Closing her eyes, Claire reached out for the warm presence she’d occasionally felt since David’s death. She wasn’t a superstitious person, certainly didn’t believe in ghosts that rattled chains and haunted people, but she did have faith in the power of love to create a bridge between this world and the next. She’d felt some comfort since he died. It was almost as if he visited her now and then to make sure she was all right.

She wished she could feel him now, but the pain was too sudden and too acute. Grappling with it required all her focus.

“Why’d you leave me?” she whispered. The tears that rolled down her cheeks were nothing new. She cursed them, wished she could get beyond them, but the senselessness of his death, the fact that she’d lost David so soon and couldn’t imagine ever loving someone else in quite the same way, didn’t help.

She almost shoved his boxes out of sight, pushed them to the back so she wouldn’t have to see the thick black letters that seared her to the bone: David’s. They were only inanimate objects he’d once owned. As badly as she wanted him, David wasn’t here anymore, and he never would be.

But she didn’t push the boxes away; she pulled them closer. She’d spotted something that struck her as odd. On a two-foot-by-two-foot box, third from the bottom, David had scrawled his own name. She recognized his writing—but not this particular box, which she would’ve noticed since it was white and all the ones she’d used were brown.

Why had she never seen this before? She was positive it hadn’t come from her house....

Once she opened the flaps, she knew why. He must’ve stored this above his parents’ garage before he went to college. If she had her guess, it’d been brought here in an effort to keep all his possessions together.

Fresh longing filled her as she touched the soccer and basketball trophies, the varsity letters he’d never sewn on a jacket, a pen set he’d made in wood shop. Then there were the cards she’d given him when they first started dating.
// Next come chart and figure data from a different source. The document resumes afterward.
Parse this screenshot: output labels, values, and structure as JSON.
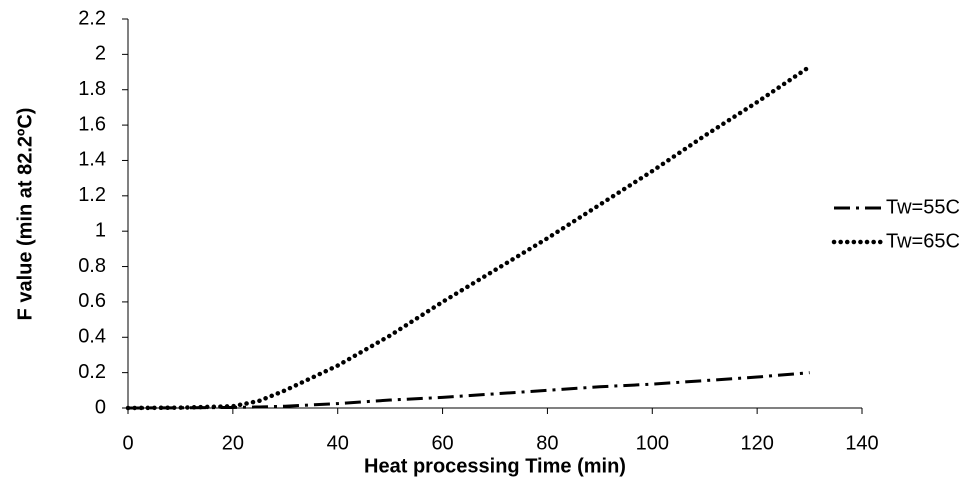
{
  "chart_data": {
    "type": "line",
    "xlabel": "Heat processing Time (min)",
    "ylabel": "F value (min at 82.2ºC)",
    "x": [
      0,
      10,
      20,
      25,
      30,
      40,
      50,
      60,
      70,
      80,
      90,
      100,
      110,
      120,
      130
    ],
    "series": [
      {
        "name": "Tw=55C",
        "color": "#000000",
        "style": "dashdot",
        "values": [
          0,
          0.001,
          0.003,
          0.006,
          0.01,
          0.025,
          0.045,
          0.06,
          0.08,
          0.1,
          0.12,
          0.135,
          0.155,
          0.175,
          0.2
        ]
      },
      {
        "name": "Tw=65C",
        "color": "#000000",
        "style": "dotted",
        "values": [
          0,
          0.002,
          0.01,
          0.04,
          0.1,
          0.24,
          0.41,
          0.6,
          0.78,
          0.96,
          1.15,
          1.34,
          1.54,
          1.73,
          1.93
        ]
      }
    ],
    "xlim": [
      0,
      140
    ],
    "xticks": [
      0,
      20,
      40,
      60,
      80,
      100,
      120,
      140
    ],
    "ylim": [
      0,
      2.2
    ],
    "yticks": [
      0,
      0.2,
      0.4,
      0.6,
      0.8,
      1,
      1.2,
      1.4,
      1.6,
      1.8,
      2,
      2.2
    ],
    "grid": false,
    "legend": "right"
  }
}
They’d gone to high school together, were an item for two years before he left for college, so she had the same homecoming and prom pictures.

Unable to spend any more time with those memories for fear she’d undo the progress she’d made in the past few months, she began to close the box when she decided to see what was inside a fat accordion-style file folder tucked between some old sweaters. It looked far too businesslike for the seventeen-year-old David who’d packed up the rest of these things....
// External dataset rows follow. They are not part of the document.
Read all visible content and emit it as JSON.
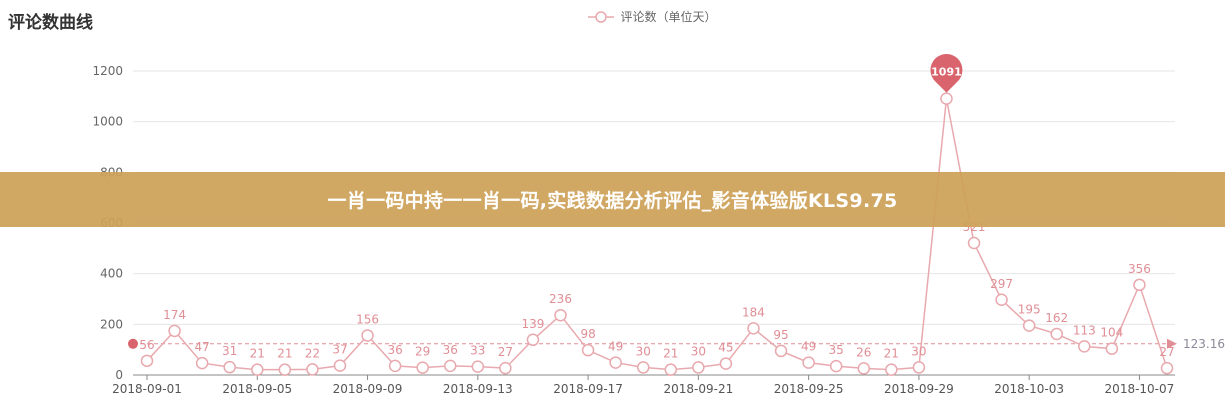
{
  "chart_data": {
    "type": "line",
    "title": "评论数曲线",
    "series": [
      {
        "name": "评论数（单位天）",
        "values": [
          56,
          174,
          47,
          31,
          21,
          21,
          22,
          37,
          156,
          36,
          29,
          36,
          33,
          27,
          139,
          236,
          98,
          49,
          30,
          21,
          30,
          45,
          184,
          95,
          49,
          35,
          26,
          21,
          30,
          1091,
          521,
          297,
          195,
          162,
          113,
          104,
          356,
          27
        ]
      }
    ],
    "x_tick_labels": [
      "2018-09-01",
      "2018-09-05",
      "2018-09-09",
      "2018-09-13",
      "2018-09-17",
      "2018-09-21",
      "2018-09-25",
      "2018-09-29",
      "2018-10-03",
      "2018-10-07"
    ],
    "x_tick_indices": [
      0,
      4,
      8,
      12,
      16,
      20,
      24,
      28,
      32,
      36
    ],
    "y_ticks": [
      0,
      200,
      400,
      600,
      800,
      1000,
      1200
    ],
    "ylim": [
      0,
      1200
    ],
    "average": 123.16,
    "average_label": "123.16",
    "max_value": 1091,
    "max_label": "1091",
    "grid": true,
    "legend_position": "top-center",
    "colors": {
      "line": "#e8a9ae",
      "point_fill": "#ffffff",
      "label": "#e08f96",
      "pin": "#d9646e",
      "grid": "#e6e6e6",
      "axis_text": "#666666"
    }
  },
  "banner": {
    "text": "一肖一码中持一一肖一码,实践数据分析评估_影音体验版KLS9.75"
  }
}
When she opened it, she realized why. This folder wasn’t from that early period. It was from after they were married. And what it contained shocked her so badly, she had to put her head between her knees so she wouldn’t faint.

Jeremy Salter hung back in the trees, watching. It was pitch-black, but that didn’t matter. The night- vision goggles his father had given him for Christmas worked beautifully. He’d also received a Swiss Army knife—he loved collecting things that would help him survive in the wilderness. He imagined himself as the next Rambo.

But Claire had no survival skills. She didn’t belong out here, especially after dark. If she wasn’t careful, a bear or a pack of wolves could attack her. Or even a man. Men were by far the most dangerous animals on earth.

His father used to say that; his father had also proved it.

She must like it here, he mused. She came often enough. But not so much lately. Not once David was killed. Since David’s death, she didn’t do much of anything, except cut hair all day. Then she’d curl up on the couch, eyes glued to the TV. But he usually got the impression that she wasn’t watching the program. She’d stare at the screen without blinking and soon the tears would start.